Dès lors, les divers actes de manipulation qui président à l’élaboration du drame reposent sur un trucage du panoptique, comme dans la scène où Bauer menace un suspect de tuer ses enfants : celui-ci, hautement déterminé à garder le silence, peut alors assister à l’exécution de son fils chez lui, au Moyen-Orient (aucun pays n’est spécifié), à travers un écran de surveillance semblable à ceux qui composent les split-screens. Cette fois, il s’agit un split-screen diégétique, soit un film dans le film. On découvre peu après que cet écran avait été, en réalité, trafiqué numériquement afin de créer l’illusion d’une exécution sommaire. Il en va ainsi de nombreuses preuves formelles, employées par différents personnages afin de manipuler leurs ennemis, et qui sont des extraits prélevés sur le panoptique puis trafiqués : le faux enregistrement audio impliquant trois pays du Moyen-Orient dans l’explosion, la bande vidéo des aveux du directeur de la NSA, etc.
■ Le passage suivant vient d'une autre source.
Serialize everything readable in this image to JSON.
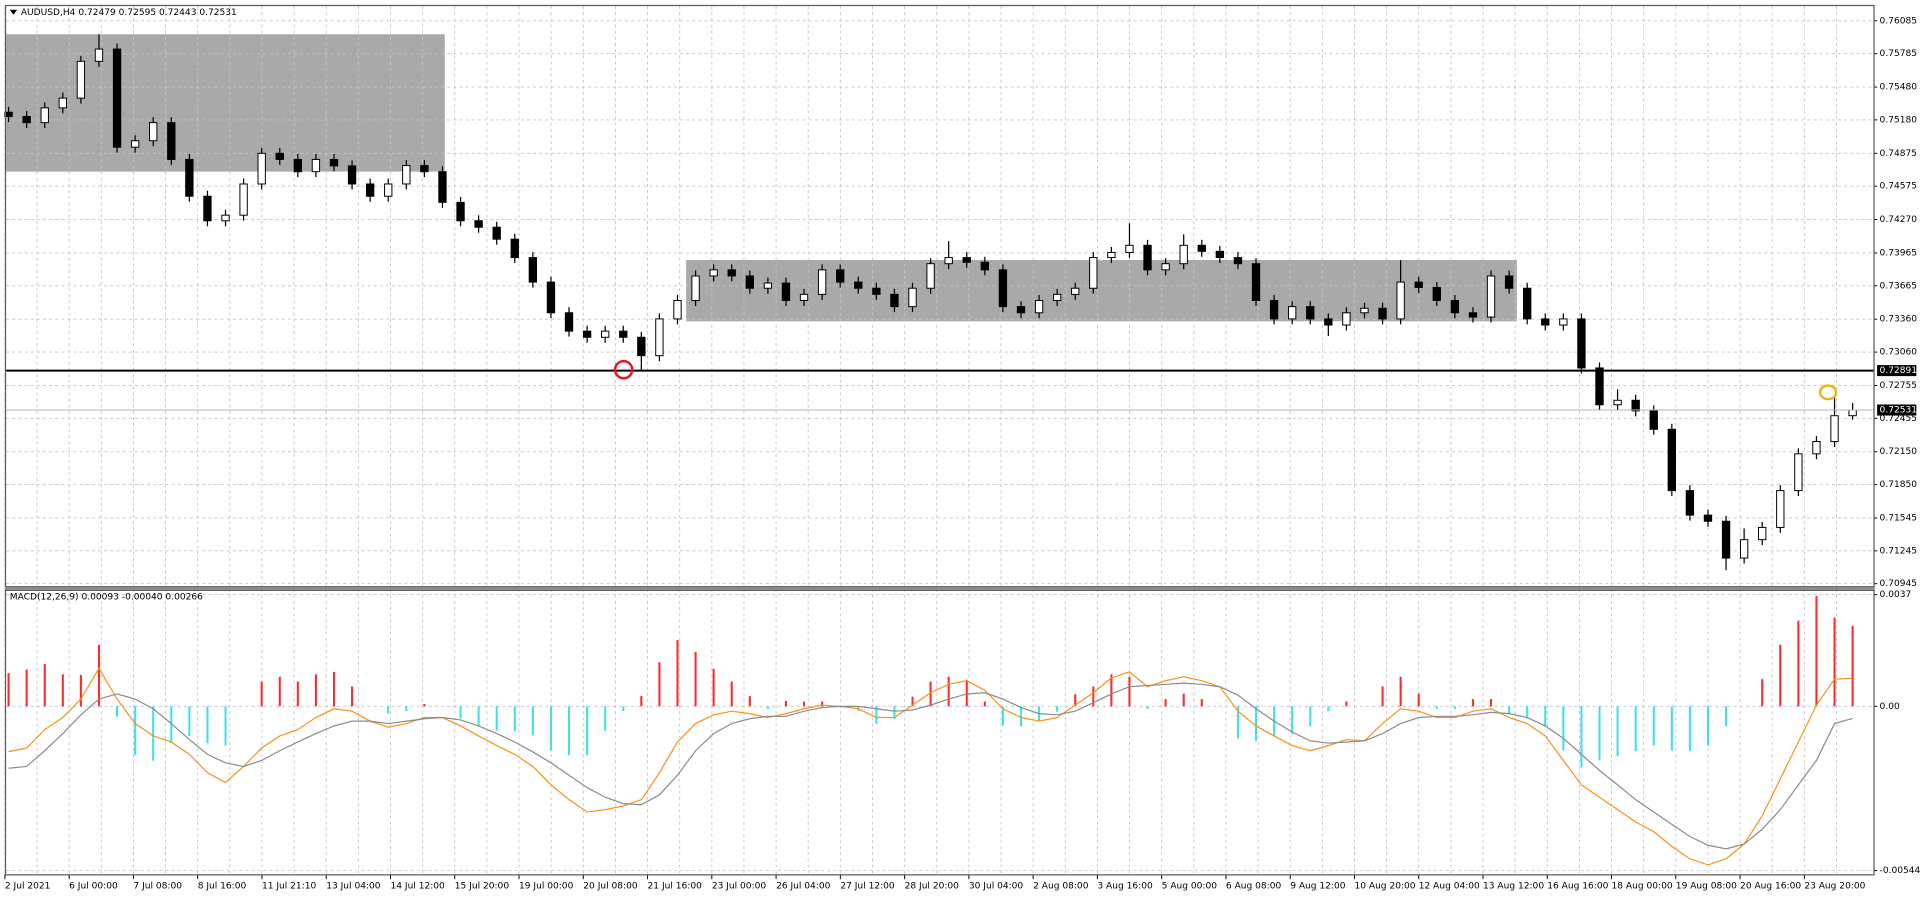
{
  "chart_data": [
    {
      "type": "candlestick",
      "title": "AUDUSD,H4  0.72479 0.72595 0.72443 0.72531",
      "ohlc": [
        [
          0.7525,
          0.753,
          0.75161,
          0.75211
        ],
        [
          0.75211,
          0.75261,
          0.75105,
          0.75155
        ],
        [
          0.75155,
          0.7534,
          0.75105,
          0.7529
        ],
        [
          0.7529,
          0.75429,
          0.7524,
          0.75379
        ],
        [
          0.75379,
          0.75765,
          0.75329,
          0.75715
        ],
        [
          0.75715,
          0.75962,
          0.75665,
          0.75827
        ],
        [
          0.75827,
          0.75877,
          0.74881,
          0.74931
        ],
        [
          0.74931,
          0.7504,
          0.74881,
          0.7499
        ],
        [
          0.7499,
          0.75205,
          0.7494,
          0.75155
        ],
        [
          0.75155,
          0.75205,
          0.74769,
          0.74819
        ],
        [
          0.74819,
          0.74869,
          0.74433,
          0.74483
        ],
        [
          0.74483,
          0.74533,
          0.74209,
          0.74259
        ],
        [
          0.74259,
          0.7436,
          0.74209,
          0.7431
        ],
        [
          0.7431,
          0.74645,
          0.7426,
          0.74595
        ],
        [
          0.74595,
          0.74925,
          0.74545,
          0.74875
        ],
        [
          0.74875,
          0.74925,
          0.74769,
          0.74819
        ],
        [
          0.74819,
          0.74869,
          0.74657,
          0.74707
        ],
        [
          0.74707,
          0.74869,
          0.74657,
          0.74819
        ],
        [
          0.74819,
          0.74869,
          0.7471,
          0.7476
        ],
        [
          0.7476,
          0.7481,
          0.74545,
          0.74595
        ],
        [
          0.74595,
          0.74645,
          0.74433,
          0.74483
        ],
        [
          0.74483,
          0.74645,
          0.74433,
          0.74595
        ],
        [
          0.74595,
          0.74813,
          0.74545,
          0.74763
        ],
        [
          0.74763,
          0.74813,
          0.74657,
          0.74707
        ],
        [
          0.74707,
          0.74757,
          0.74377,
          0.74427
        ],
        [
          0.74427,
          0.74477,
          0.74209,
          0.74259
        ],
        [
          0.74259,
          0.74309,
          0.7415,
          0.742
        ],
        [
          0.742,
          0.7425,
          0.74041,
          0.74091
        ],
        [
          0.74091,
          0.74141,
          0.73873,
          0.73923
        ],
        [
          0.73923,
          0.73973,
          0.73649,
          0.73699
        ],
        [
          0.73699,
          0.73749,
          0.73369,
          0.73419
        ],
        [
          0.73419,
          0.73469,
          0.73201,
          0.73251
        ],
        [
          0.73251,
          0.73301,
          0.73145,
          0.73195
        ],
        [
          0.73195,
          0.73301,
          0.73145,
          0.73251
        ],
        [
          0.73251,
          0.73301,
          0.73145,
          0.73195
        ],
        [
          0.73195,
          0.73245,
          0.72891,
          0.73027
        ],
        [
          0.73027,
          0.73413,
          0.72977,
          0.73363
        ],
        [
          0.73363,
          0.73581,
          0.73313,
          0.73531
        ],
        [
          0.73531,
          0.73805,
          0.73481,
          0.73755
        ],
        [
          0.73755,
          0.73861,
          0.73705,
          0.73811
        ],
        [
          0.73811,
          0.73861,
          0.73705,
          0.73755
        ],
        [
          0.73755,
          0.73805,
          0.73593,
          0.73643
        ],
        [
          0.73643,
          0.7374,
          0.73593,
          0.7369
        ],
        [
          0.7369,
          0.7374,
          0.73481,
          0.73531
        ],
        [
          0.73531,
          0.73637,
          0.73481,
          0.73587
        ],
        [
          0.73587,
          0.73861,
          0.73537,
          0.73811
        ],
        [
          0.73811,
          0.73861,
          0.73649,
          0.73699
        ],
        [
          0.73699,
          0.73749,
          0.73593,
          0.73643
        ],
        [
          0.73643,
          0.73693,
          0.73537,
          0.73587
        ],
        [
          0.73587,
          0.73637,
          0.73425,
          0.73475
        ],
        [
          0.73475,
          0.73693,
          0.73425,
          0.73643
        ],
        [
          0.73643,
          0.73917,
          0.73593,
          0.73867
        ],
        [
          0.73867,
          0.74073,
          0.73817,
          0.73923
        ],
        [
          0.73923,
          0.73973,
          0.7383,
          0.7388
        ],
        [
          0.7388,
          0.7393,
          0.73761,
          0.73811
        ],
        [
          0.73811,
          0.73861,
          0.73425,
          0.73475
        ],
        [
          0.73475,
          0.73525,
          0.73369,
          0.73419
        ],
        [
          0.73419,
          0.73581,
          0.73369,
          0.73531
        ],
        [
          0.73531,
          0.73637,
          0.73481,
          0.73587
        ],
        [
          0.73587,
          0.73693,
          0.73537,
          0.73643
        ],
        [
          0.73643,
          0.73973,
          0.73593,
          0.73923
        ],
        [
          0.73923,
          0.7402,
          0.73873,
          0.7397
        ],
        [
          0.7397,
          0.74235,
          0.7392,
          0.74035
        ],
        [
          0.74035,
          0.74085,
          0.73761,
          0.73811
        ],
        [
          0.73811,
          0.73917,
          0.73761,
          0.73867
        ],
        [
          0.73867,
          0.74135,
          0.73817,
          0.74035
        ],
        [
          0.74035,
          0.74085,
          0.7393,
          0.7398
        ],
        [
          0.7398,
          0.7403,
          0.73873,
          0.73923
        ],
        [
          0.73923,
          0.73973,
          0.73817,
          0.73867
        ],
        [
          0.73867,
          0.73917,
          0.73481,
          0.73531
        ],
        [
          0.73531,
          0.73581,
          0.73313,
          0.73363
        ],
        [
          0.73363,
          0.73525,
          0.73313,
          0.73475
        ],
        [
          0.73475,
          0.73525,
          0.73313,
          0.73363
        ],
        [
          0.73363,
          0.73413,
          0.73207,
          0.73307
        ],
        [
          0.73307,
          0.73469,
          0.73257,
          0.73419
        ],
        [
          0.73419,
          0.7351,
          0.73369,
          0.7346
        ],
        [
          0.7346,
          0.7351,
          0.73313,
          0.73363
        ],
        [
          0.73363,
          0.73899,
          0.73313,
          0.73699
        ],
        [
          0.73699,
          0.73749,
          0.736,
          0.7365
        ],
        [
          0.7365,
          0.737,
          0.73481,
          0.73531
        ],
        [
          0.73531,
          0.73581,
          0.73369,
          0.73419
        ],
        [
          0.73419,
          0.73469,
          0.7333,
          0.7338
        ],
        [
          0.7338,
          0.73805,
          0.7333,
          0.73755
        ],
        [
          0.73755,
          0.73805,
          0.73593,
          0.73643
        ],
        [
          0.73643,
          0.73693,
          0.73313,
          0.73363
        ],
        [
          0.73363,
          0.73413,
          0.73257,
          0.73307
        ],
        [
          0.73307,
          0.73413,
          0.73257,
          0.73363
        ],
        [
          0.73363,
          0.73413,
          0.72865,
          0.72915
        ],
        [
          0.72915,
          0.72965,
          0.72529,
          0.72579
        ],
        [
          0.72579,
          0.7272,
          0.72529,
          0.7262
        ],
        [
          0.7262,
          0.7267,
          0.72473,
          0.72523
        ],
        [
          0.72523,
          0.72573,
          0.72305,
          0.72355
        ],
        [
          0.72355,
          0.72405,
          0.71745,
          0.71795
        ],
        [
          0.71795,
          0.71845,
          0.71521,
          0.71571
        ],
        [
          0.71571,
          0.71621,
          0.71465,
          0.71515
        ],
        [
          0.71515,
          0.71565,
          0.71068,
          0.71179
        ],
        [
          0.71179,
          0.7145,
          0.71129,
          0.71347
        ],
        [
          0.71347,
          0.71509,
          0.71297,
          0.71459
        ],
        [
          0.71459,
          0.71845,
          0.71409,
          0.71795
        ],
        [
          0.71795,
          0.72181,
          0.71745,
          0.72131
        ],
        [
          0.72131,
          0.72293,
          0.72081,
          0.72243
        ],
        [
          0.72243,
          0.7265,
          0.72193,
          0.72479
        ],
        [
          0.72479,
          0.72595,
          0.72443,
          0.72531
        ]
      ],
      "up_color": "#ffffff",
      "down_color": "#000000",
      "ylim": [
        0.70923,
        0.76219
      ],
      "yticks": [
        0.76085,
        0.75785,
        {
          "value": 0.7548,
          "label": "0.75480"
        },
        {
          "value": 0.7518,
          "label": "0.75180"
        },
        0.74875,
        0.74575,
        {
          "value": 0.7427,
          "label": "0.74270"
        },
        0.73965,
        0.73665,
        {
          "value": 0.7336,
          "label": "0.73360"
        },
        {
          "value": 0.7306,
          "label": "0.73060"
        },
        0.72755,
        0.72455,
        {
          "value": 0.7215,
          "label": "0.72150"
        },
        {
          "value": 0.7185,
          "label": "0.71850"
        },
        0.71545,
        0.71245,
        0.70945
      ],
      "grid": true,
      "levels": [
        0.72891
      ],
      "bid": 0.72531,
      "zones": [
        {
          "top": 0.75962,
          "bottom": 0.74708,
          "color": "#a9a9a9"
        },
        {
          "top": 0.73901,
          "bottom": 0.73341,
          "color": "#a9a9a9"
        }
      ],
      "xtick_labels": [
        "2 Jul 2021",
        "6 Jul 00:00",
        "7 Jul 08:00",
        "8 Jul 16:00",
        "11 Jul 21:10",
        "13 Jul 04:00",
        "14 Jul 12:00",
        "15 Jul 20:00",
        "19 Jul 00:00",
        "20 Jul 08:00",
        "21 Jul 16:00",
        "23 Jul 00:00",
        "26 Jul 04:00",
        "27 Jul 12:00",
        "28 Jul 20:00",
        "30 Jul 04:00",
        "2 Aug 08:00",
        "3 Aug 16:00",
        "5 Aug 00:00",
        "6 Aug 08:00",
        "9 Aug 12:00",
        "10 Aug 20:00",
        "12 Aug 04:00",
        "13 Aug 12:00",
        "16 Aug 16:00",
        "18 Aug 00:00",
        "19 Aug 08:00",
        "20 Aug 16:00",
        "23 Aug 20:00"
      ]
    },
    {
      "type": "macd",
      "title": "MACD(12,26,9) 0.00093 -0.00040 0.00266",
      "ylim": [
        -0.00556,
        0.00386
      ],
      "yticks": [
        0.0037,
        {
          "value": 0,
          "label": "0.00"
        },
        -0.00544
      ],
      "histogram": {
        "up_color": "#ff2a2a",
        "down_color": "#3fe0ea",
        "values": [
          0.0011,
          0.00122,
          0.0014,
          0.00106,
          0.00104,
          0.00204,
          -0.00034,
          -0.00162,
          -0.0018,
          -0.00122,
          -0.00098,
          -0.00122,
          -0.0013,
          0,
          0.00082,
          0.00098,
          0.00082,
          0.00106,
          0.00114,
          0.00066,
          0,
          -0.00024,
          -0.00016,
          8e-05,
          0,
          -0.0004,
          -0.00066,
          -0.0008,
          -0.00082,
          -0.00096,
          -0.00146,
          -0.00162,
          -0.00162,
          -0.00082,
          -0.00016,
          0.00034,
          0.00146,
          0.0022,
          0.0018,
          0.00124,
          0.00082,
          0.00034,
          -8e-05,
          0.00018,
          0.00016,
          0.00016,
          0,
          -0.00016,
          -0.00058,
          -0.00042,
          0.00032,
          0.00082,
          0.00098,
          0.00088,
          0.00016,
          -0.00064,
          -0.00066,
          -0.0005,
          -0.00018,
          0.0004,
          0.00066,
          0.00106,
          0.00098,
          -8e-05,
          0.00024,
          0.00042,
          0.00024,
          0,
          -0.00106,
          -0.00114,
          -0.00098,
          -0.0009,
          -0.00066,
          -0.00016,
          0.00016,
          0,
          0.00066,
          0.00098,
          0.00042,
          -8e-05,
          -8e-05,
          0.00024,
          0.00024,
          -0.00026,
          -0.0004,
          -0.00066,
          -0.00146,
          -0.00202,
          -0.00178,
          -0.00164,
          -0.00148,
          -0.0013,
          -0.00146,
          -0.00148,
          -0.0013,
          -0.00066,
          0,
          0.0009,
          0.00204,
          0.00284,
          0.00366,
          0.00294,
          0.00266
        ]
      },
      "series": [
        {
          "color": "#f7931e",
          "values": [
            -0.0015,
            -0.00138,
            -0.00077,
            -0.00037,
            0.00024,
            0.00126,
            0.00024,
            -0.00057,
            -0.00098,
            -0.00118,
            -0.00159,
            -0.0022,
            -0.00252,
            -0.00199,
            -0.00138,
            -0.00098,
            -0.00077,
            -0.00037,
            -8e-05,
            -0.00016,
            -0.00049,
            -0.00069,
            -0.00057,
            -0.00037,
            -0.00037,
            -0.00065,
            -0.00098,
            -0.0013,
            -0.00159,
            -0.00199,
            -0.0026,
            -0.00309,
            -0.0035,
            -0.00342,
            -0.0033,
            -0.00309,
            -0.0022,
            -0.00118,
            -0.00057,
            -0.00028,
            -0.00016,
            -0.00024,
            -0.00037,
            -0.00024,
            -8e-05,
            4e-05,
            0,
            -8e-05,
            -0.00037,
            -0.00037,
            4e-05,
            0.00045,
            0.00073,
            0.00085,
            0.00053,
            -8e-05,
            -0.00037,
            -0.00049,
            -0.00037,
            4e-05,
            0.00045,
            0.00094,
            0.00114,
            0.00065,
            0.00085,
            0.00098,
            0.00085,
            0.00065,
            -0.00016,
            -0.00065,
            -0.00098,
            -0.0013,
            -0.00147,
            -0.0013,
            -0.0011,
            -0.00114,
            -0.00057,
            -8e-05,
            -0.00016,
            -0.00037,
            -0.00037,
            -0.00016,
            -8e-05,
            -0.00037,
            -0.00057,
            -0.00098,
            -0.00179,
            -0.0026,
            -0.00301,
            -0.00342,
            -0.00383,
            -0.00415,
            -0.00464,
            -0.00505,
            -0.00525,
            -0.00505,
            -0.00456,
            -0.00362,
            -0.0024,
            -0.00118,
            4e-05,
            0.0009,
            0.00093
          ]
        },
        {
          "color": "#8c8c8c",
          "values": [
            -0.00205,
            -0.00199,
            -0.00147,
            -0.0009,
            -0.00028,
            0.00024,
            0.00041,
            0.00024,
            -8e-05,
            -0.00057,
            -0.0011,
            -0.00159,
            -0.00187,
            -0.00199,
            -0.00179,
            -0.00147,
            -0.00118,
            -0.0009,
            -0.00065,
            -0.00049,
            -0.00049,
            -0.00057,
            -0.00049,
            -0.00041,
            -0.00037,
            -0.00045,
            -0.00065,
            -0.0009,
            -0.00118,
            -0.00151,
            -0.00187,
            -0.00228,
            -0.00269,
            -0.00301,
            -0.00322,
            -0.00326,
            -0.00293,
            -0.00228,
            -0.00147,
            -0.0009,
            -0.00057,
            -0.00041,
            -0.00033,
            -0.00033,
            -0.00016,
            -4e-05,
            0,
            0,
            -8e-05,
            -0.00016,
            -0.00012,
            4e-05,
            0.00024,
            0.00041,
            0.00045,
            0.00024,
            -4e-05,
            -0.00024,
            -0.00028,
            -0.00016,
            0.00012,
            0.00041,
            0.00065,
            0.00069,
            0.00073,
            0.00077,
            0.00073,
            0.00065,
            0.00037,
            -8e-05,
            -0.00049,
            -0.00085,
            -0.00114,
            -0.00122,
            -0.00118,
            -0.00114,
            -0.0009,
            -0.00057,
            -0.00037,
            -0.00033,
            -0.00033,
            -0.00028,
            -0.0002,
            -0.00024,
            -0.00037,
            -0.00065,
            -0.00106,
            -0.00159,
            -0.00212,
            -0.0026,
            -0.00309,
            -0.0035,
            -0.00391,
            -0.00431,
            -0.0046,
            -0.00472,
            -0.00456,
            -0.00407,
            -0.00342,
            -0.0026,
            -0.00179,
            -0.00057,
            -0.0004
          ]
        }
      ]
    }
  ]
}
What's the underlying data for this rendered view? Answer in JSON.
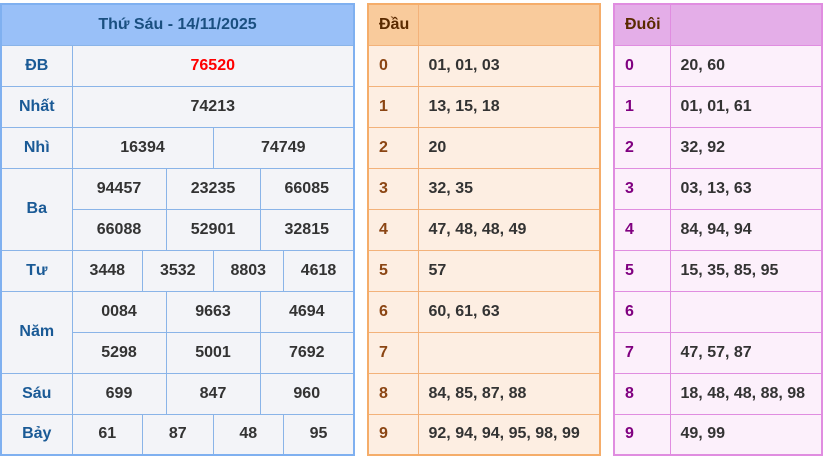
{
  "results": {
    "title": "Thứ Sáu - 14/11/2025",
    "rows": [
      {
        "label": "ĐB",
        "lines": [
          [
            "76520"
          ]
        ]
      },
      {
        "label": "Nhất",
        "lines": [
          [
            "74213"
          ]
        ]
      },
      {
        "label": "Nhì",
        "lines": [
          [
            "16394",
            "74749"
          ]
        ]
      },
      {
        "label": "Ba",
        "lines": [
          [
            "94457",
            "23235",
            "66085"
          ],
          [
            "66088",
            "52901",
            "32815"
          ]
        ]
      },
      {
        "label": "Tư",
        "lines": [
          [
            "3448",
            "3532",
            "8803",
            "4618"
          ]
        ]
      },
      {
        "label": "Năm",
        "lines": [
          [
            "0084",
            "9663",
            "4694"
          ],
          [
            "5298",
            "5001",
            "7692"
          ]
        ]
      },
      {
        "label": "Sáu",
        "lines": [
          [
            "699",
            "847",
            "960"
          ]
        ]
      },
      {
        "label": "Bảy",
        "lines": [
          [
            "61",
            "87",
            "48",
            "95"
          ]
        ]
      }
    ]
  },
  "dau": {
    "header": "Đầu",
    "rows": [
      {
        "d": "0",
        "v": "01, 01, 03"
      },
      {
        "d": "1",
        "v": "13, 15, 18"
      },
      {
        "d": "2",
        "v": "20"
      },
      {
        "d": "3",
        "v": "32, 35"
      },
      {
        "d": "4",
        "v": "47, 48, 48, 49"
      },
      {
        "d": "5",
        "v": "57"
      },
      {
        "d": "6",
        "v": "60, 61, 63"
      },
      {
        "d": "7",
        "v": ""
      },
      {
        "d": "8",
        "v": "84, 85, 87, 88"
      },
      {
        "d": "9",
        "v": "92, 94, 94, 95, 98, 99"
      }
    ]
  },
  "duoi": {
    "header": "Đuôi",
    "rows": [
      {
        "d": "0",
        "v": "20, 60"
      },
      {
        "d": "1",
        "v": "01, 01, 61"
      },
      {
        "d": "2",
        "v": "32, 92"
      },
      {
        "d": "3",
        "v": "03, 13, 63"
      },
      {
        "d": "4",
        "v": "84, 94, 94"
      },
      {
        "d": "5",
        "v": "15, 35, 85, 95"
      },
      {
        "d": "6",
        "v": ""
      },
      {
        "d": "7",
        "v": "47, 57, 87"
      },
      {
        "d": "8",
        "v": "18, 48, 48, 88, 98"
      },
      {
        "d": "9",
        "v": "49, 99"
      }
    ]
  },
  "colors": {
    "special_prize": "#ff0000",
    "results_header": "#99c0f8",
    "dau_header": "#f9cb9c",
    "duoi_header": "#e4aee8"
  }
}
Les rapports de forces grandissants et les trahisons successives incitent les personnages à faire écran au désastre par la création de simulacres, c’est-à-dire à rejouer un réel (non encore advenu) en parallèle avant de l’inscrire dans la réalité en direct live.

On voit bien ce qui a pu conduire les créateurs de 24 a emprunter cette voie plus authentiquement politique. La façon dont ils ont anticipé sur une affaire comme celle d’Abou Ghraib fait de cette deuxième saison un témoignage très actuel et dérangeant sur les luttes pour l’image et sur l’emploi de modes de communication de type propagandiste dans une optique de sauvegarde de la démocratie. Le risque impliqué par le durcissement de cette dernière repose maintenant tout entier sur les frêles épaules de Kim Bauer : incitée par son père a tuer un homme de sang-froid, elle a fait l’expérience du Mal absolu. La famille Bauer apparaît désormais comme la métaphore d’une nation bientôt minée par la transmission du Mal et qui vit sûrement ses dernières heures de paix.

par Guilhem Cottet
Article mis en ligne le 22 février 2005

[1] Système visuel théorisé par Foucault et supposant l’appréhension globale et complète d’un lieu et des moindres composantes qu’il abrite (in Surveiller et punir, 1975). La télé-réalité est l’aboutissement spectaculaire de ce procédé.